Argh, I just wrote a really long post, then the connection went down and it disappeared into a black hole. damn.
I know I can be a hypocrite at times, quite a lot actually. I spend a lot of time giving out advice that is useful but that I really should be following myself. It’s hard for other people to do, yet I expect them to follow it when I can’t myself.
This post was triggered after last night. I got a lecture from a friend about lots of stuff. It felt like a personal attack although I am sure it wasn’t meant as such. I later accused her of not caring then got a “don’t tell me what I think” lecture also. I need to keep things to myself was the jist of most of it. I am not allowed to speak to people about what is going on in my life, despite other people encouraging me to do just that, as a coping method. She doesn’t actually know too much about my situation so I guess I felt she was unjustified in saying a lot of what she said.
Which brings me to friendships, she wants what’s going on in my life to be “our little secret”, no no no, I just can’t do that.
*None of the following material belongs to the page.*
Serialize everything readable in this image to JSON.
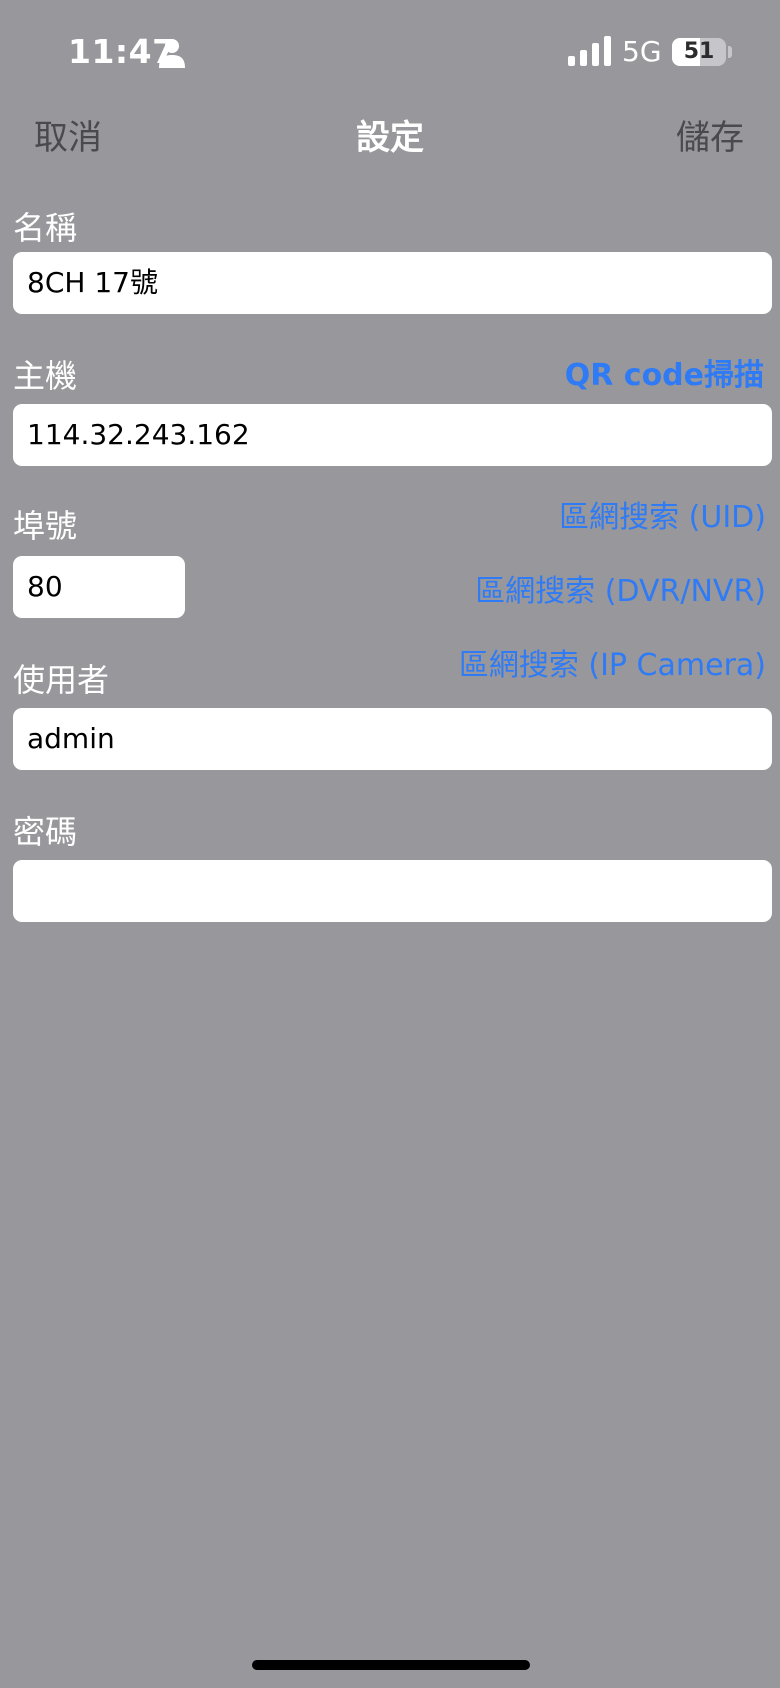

I don’t trust her enough, I trust other people to much. I know this is going to just end in a mess. Basically everyone knows I am fucking up, they have an inclination of why, I am not going to graduate with them but am apparently am not allowed to vent my frustrations over it.
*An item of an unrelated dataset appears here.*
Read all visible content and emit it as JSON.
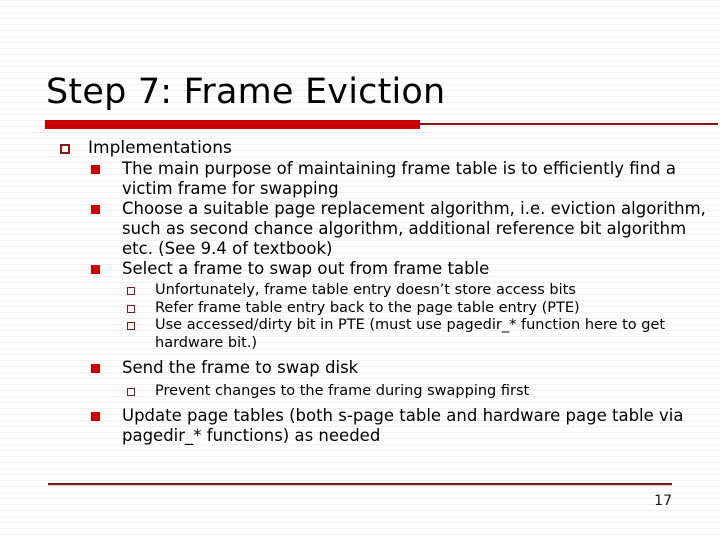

She said I am her best friend. I did not tell her that she is nowhere near mine, she is actually several down the list. To me friendship is a two way thing. Although looking at my relationships it is blatantly obvious that not many of mine are. Actually I think only one is. The relationship I have with my best friend it is very much two way, well in bouts of one way support that kind of balance out to make it sort of a two way support network. It only falls down when we are both not doing well.
The majority of my friendships are people coming to me for support, this is fine, it’s what I am used to, I have developed ways of coping with it. OK sometimes it upsets me in that I know that most of them will never reciprocate the support.
I have another friendship that is exactly the opposite, and for some reason this bothers me a lot more. This friend wants to be here for me, for me to come to him which is hard enough. But I am worried about him. He is struggling too and at the moment is shutting me out. I feel like an awful friend, as I cannot deal with friendships that go this direction. I don’t know how to help and feel completely out of my depth and lost. It’s upsetting but it’s not him that’s upsetting me, it’s just the awful feeling of knowing someone’s hurting but feeling utterly powerless to do anything…I could offer some advice but it would probably just be hypocritical of me.
OK back to the situation last night. I resolved to keep my mouth shut and try not actually talk about much at all. I am pretty good at it due to my social awkwardness anyway. So we all continue into various degrees of paralytic drunkeness. I wasn’t too bad, OK I was but not as bad as everyone else. I could still stand up straight all through the evening. Anyways she drops a health bombshell on the six of us whilst we are standing outside waiting on the others. She is worried, potentially has a physical problem that she hasn’t had checked out and is scared about. Fine. I am utterly sympathetic to her cause and make all the right noises. Inside I am bubbling over. Why give me advice then totally not follow it yourself to an even worse degree. Suddenly the difference between mental and physical health was blatantly obvious. I really did just want to scream. It’s not fair, Ok , It’s understandable that nooone wants to know about any health problems you may have. If you have a potential physical problem everyone comes running, yet my world is falling apart and no-one (with a few exceptions) gives a flying fuck. How is that fair? Life sucks sometimes.
People wonder why people with mental health problems commit suicide, well I for one would do it just to get out of this isolation, to stop feeling like a lepar, without anyone actually knowing. I’m just really confused in my head. She royally pissed me off.
I still to some degree want out. I have to be fine though, I have to appear to be fine. I am putting on my happy face and getting through, If I crumble I cannot finish my degree, this is not an option. I am fine. OK I self-harmed last night due to feeling like a total failure as a friend, totally inadequate as a human being and basically because I am a fuck-up of the first order.
Bottom line: friendships are complicated, people are hypocrits, being bipolar sucks.